All of the great pains of this world are caused by our race: Global Warming, Automobile Fatalities, Wars, etc. etc. It's high time we - as the race responsible for those pains - leverage our greatest asset to reduce them: Our knowledge.

One story comes to mind recently for me. A small lab in the south has developed a cure for breast cancer. This was about 3 years ago that it was reported. But the red tape of research has caused the American Cancer Society to decide not to fund the effort so they can do their own independent study. i.e.

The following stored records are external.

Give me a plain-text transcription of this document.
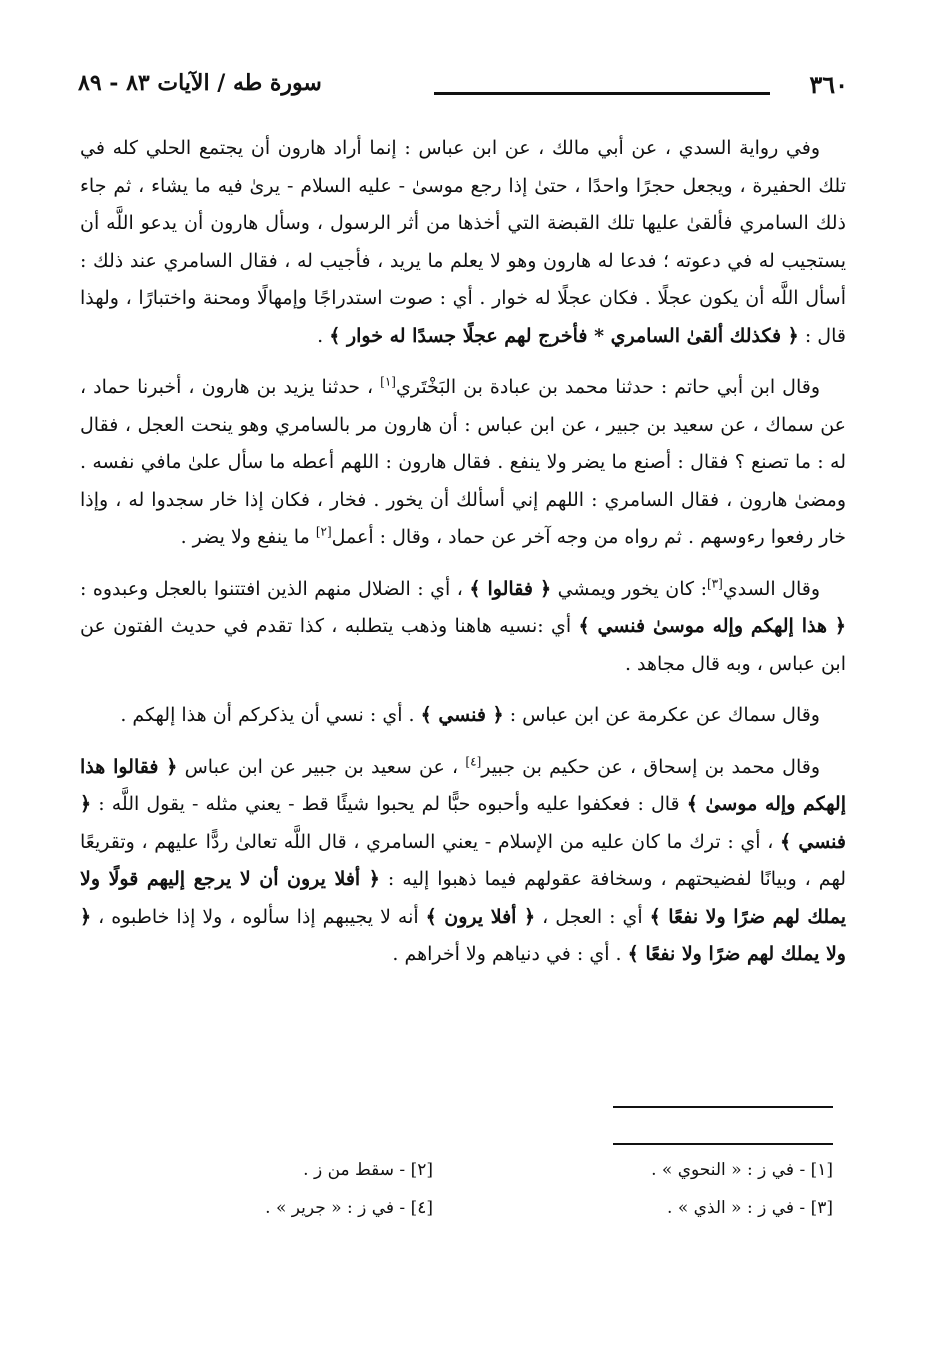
٣٦٠
سورة طه / الآيات ٨٣ - ٨٩

وفي رواية السدي ، عن أبي مالك ، عن ابن عباس : إنما أراد هارون أن يجتمع الحلي كله في تلك الحفيرة ، ويجعل حجرًا واحدًا ، حتىٰ إذا رجع موسىٰ - عليه السلام - يرىٰ فيه ما يشاء ، ثم جاء ذلك السامري فألقىٰ عليها تلك القبضة التي أخذها من أثر الرسول ، وسأل هارون أن يدعو اللَّه أن يستجيب له في دعوته ؛ فدعا له هارون وهو لا يعلم ما يريد ، فأجيب له ، فقال السامري عند ذلك : أسأل اللَّه أن يكون عجلًا . فكان عجلًا له خوار . أي : صوت استدراجًا وإمهالًا ومحنة واختبارًا ، ولهذا قال : ﴿ فكذلك ألقىٰ السامري * فأخرج لهم عجلًا جسدًا له خوار ﴾ .

وقال ابن أبي حاتم : حدثنا محمد بن عبادة بن البَخْتَري[١] ، حدثنا يزيد بن هارون ، أخبرنا حماد ، عن سماك ، عن سعيد بن جبير ، عن ابن عباس : أن هارون مر بالسامري وهو ينحت العجل ، فقال له : ما تصنع ؟ فقال : أصنع ما يضر ولا ينفع . فقال هارون : اللهم أعطه ما سأل علىٰ مافي نفسه . ومضىٰ هارون ، فقال السامري : اللهم إني أسألك أن يخور . فخار ، فكان إذا خار سجدوا له ، وإذا خار رفعوا رءوسهم . ثم رواه من وجه آخر عن حماد ، وقال : أعمل[٢] ما ينفع ولا يضر .

وقال السدي[٣]: كان يخور ويمشي ﴿ فقالوا ﴾ ، أي : الضلال منهم الذين افتتنوا بالعجل وعبدوه : ﴿ هذا إلهكم وإله موسىٰ فنسي ﴾ أي :نسيه هاهنا وذهب يتطلبه ، كذا تقدم في حديث الفتون عن ابن عباس ، وبه قال مجاهد .

وقال سماك عن عكرمة عن ابن عباس : ﴿ فنسي ﴾ . أي : نسي أن يذكركم أن هذا إلهكم .

وقال محمد بن إسحاق ، عن حكيم بن جبير[٤] ، عن سعيد بن جبير عن ابن عباس ﴿ فقالوا هذا إلهكم وإله موسىٰ ﴾ قال : فعكفوا عليه وأحبوه حبًّا لم يحبوا شيئًا قط - يعني مثله - يقول اللَّه : ﴿ فنسي ﴾ ، أي : ترك ما كان عليه من الإسلام - يعني السامري ، قال اللَّه تعالىٰ ردًّا عليهم ، وتقريعًا لهم ، وبيانًا لفضيحتهم ، وسخافة عقولهم فيما ذهبوا إليه : ﴿ أفلا يرون أن لا يرجع إليهم قولًا ولا يملك لهم ضرًا ولا نفعًا ﴾ أي : العجل ، ﴿ أفلا يرون ﴾ أنه لا يجيبهم إذا سألوه ، ولا إذا خاطبوه ، ﴿ ولا يملك لهم ضرًا ولا نفعًا ﴾ . أي : في دنياهم ولا أخراهم .

[١] - في ز : « النحوي » .
[٢] - سقط من ز .
[٣] - في ز : « الذي » .
[٤] - في ز : « جرير » .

So they can benefit from the revenue.

We have a chance as technologists to change the world. I hope we all can rally together to do so and prevent tragedies like these from taking more of the ones we love before their time.


Another good data point in… (via Matt Mullenweg):

"If U.S. roads were a war zone, they would be the most dangerous battlefield the American military has ever encountered. Seriously: Annual U.S. highway fatalities outnumber the yearly war dead during each Vietnam, Korea, Iraq, Afghanistan, the War of 1812, and the American Revolution. When all of the injuries from car wrecks are also taken into account, one year of American driving is more dangerous than all those wars put together."

Byron Norris (not verified):

Along with technology advancements, we need to work on shifting perception of what a car means to an individual. I believe these beliefs are blockers to autonomous cars to gaining mainstream acceptance are:

1. A personal vehicle is freedom. One can head for the hills at the first sign of disaster. Anyone who's sat in traffic because of a distant fender bender knows this is a total fantasy.
2. A personal vehicle affords insularity from the general public. If one is comfortable in their own car, they don't have to think about the mentally ill person on the bus having an episode. If one doesn't have to confront the ills of their environment on a daily basis, they have less of an incentive to be part of the solution.
3. A personal vehicle is an expression of one's self. Autonomous cars start us on the path towards the discussion of "why do I even need to own a car?"

This means rewriting the narrative delivered to us by car manufacturers for decades. It also involves shifting (balancing) the importance of "we" over "me". These are scary discussions for some people.